Sementara itu harga kol dan timun mencapai di Rp 8.000 per kilogram. Namun harga tomat justru melambung jadi Rp 15.000 per kilogram dari biasanya Rp 8.000 untuk tiap kilogramnya.
Penurunan harga juga terlihat di pasar Slipi. Bawang putih dan bawang merah turun Rp 2.000 per kilogram menjadi masing-masing Rp 28.000 per kiogram dan Rp 30.000 per kilogram. Sedangkan harga kentang dieng turun Rp 1.000 menjadi Rp 15.000 untuk tiap kilogramnya.

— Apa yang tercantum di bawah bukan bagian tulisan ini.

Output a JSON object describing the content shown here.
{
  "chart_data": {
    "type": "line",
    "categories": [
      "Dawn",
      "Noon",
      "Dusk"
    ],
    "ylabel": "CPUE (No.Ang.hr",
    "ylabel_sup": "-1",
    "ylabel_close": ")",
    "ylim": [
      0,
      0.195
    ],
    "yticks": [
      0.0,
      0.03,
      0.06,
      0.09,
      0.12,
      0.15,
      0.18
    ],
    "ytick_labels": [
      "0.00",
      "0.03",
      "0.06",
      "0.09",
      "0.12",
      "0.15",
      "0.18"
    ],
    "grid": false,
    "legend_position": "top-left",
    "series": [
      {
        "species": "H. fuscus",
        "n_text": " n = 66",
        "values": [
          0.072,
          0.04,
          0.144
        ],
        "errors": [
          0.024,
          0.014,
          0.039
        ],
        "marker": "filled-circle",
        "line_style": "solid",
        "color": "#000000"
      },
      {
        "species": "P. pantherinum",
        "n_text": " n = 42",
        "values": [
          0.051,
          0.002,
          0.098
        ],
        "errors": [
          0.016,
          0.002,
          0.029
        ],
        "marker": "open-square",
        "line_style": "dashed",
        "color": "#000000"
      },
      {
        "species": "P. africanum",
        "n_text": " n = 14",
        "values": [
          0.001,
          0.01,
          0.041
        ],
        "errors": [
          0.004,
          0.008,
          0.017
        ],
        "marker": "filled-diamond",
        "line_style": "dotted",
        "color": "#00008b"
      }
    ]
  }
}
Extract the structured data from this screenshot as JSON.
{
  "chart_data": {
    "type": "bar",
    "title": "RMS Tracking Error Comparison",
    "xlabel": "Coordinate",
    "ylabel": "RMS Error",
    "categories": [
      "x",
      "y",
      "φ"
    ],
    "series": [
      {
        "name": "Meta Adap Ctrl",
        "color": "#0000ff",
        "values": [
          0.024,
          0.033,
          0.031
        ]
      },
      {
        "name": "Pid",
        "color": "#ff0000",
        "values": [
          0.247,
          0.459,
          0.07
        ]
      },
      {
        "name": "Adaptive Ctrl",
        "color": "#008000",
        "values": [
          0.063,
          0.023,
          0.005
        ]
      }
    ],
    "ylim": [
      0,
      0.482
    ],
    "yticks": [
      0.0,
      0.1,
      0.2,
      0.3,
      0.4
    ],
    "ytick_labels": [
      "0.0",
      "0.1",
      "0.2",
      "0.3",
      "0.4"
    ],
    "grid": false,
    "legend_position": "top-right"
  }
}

Menurut Gino, harga sayur-mayur sedang turun karena musim hujan berarti musim panen. Penurunan juga termasuk cabai dan bawang yang biasanya justru naik saat musim hujan.
"Harga turun bisa jadi karena musim hujan jadi pada lepas barang dengan segera," katanya kepada Kontan.co.id, Selasa (22/1). Ia mendapatkan sayur dagangnya dari pasar induk Cibitung, Bekasi.
Sementara untuk harga daging ayam dengan berat di pasar Palmerah berada di kisaran Rp 28.000 hingga Rp 30.000 untuk tiap kilogramnya.
Dewi, pedagang di pasar Palmerah mengatakan harga tersebut sudah stabil sejak beberapa pekan lalu. Sedangkan harga telur berada di kisaran Rp 26.000 per kilogram.
Anton Muslim, Ketua Asosiasi Hortikultura Nasional (AHN) menyampaikan harga sayur mayur memang sedang relatif turun karena panen tersebut. Tapi sayangnya fluktuasi harga ini relatif tidak bisa ditebak karena dalam keadaan tertentu harga bisa melambung tinggi lagi bila curah hujan terlalu tinggi.
Apalagi minimnya data yang terarah dari Kementerian Pertanian (Kemtan) membuat pihaknya tidak bisa melakukan proyeksi atau pantauan stok dan harga ke depan.
"Sebaiknya pihak Kemtan juga memonitor terutama dari sisi produksinya. Kadang kita juga tidak tahu kenapa harga naik sekali atau mendadak down sekali," kata Anton.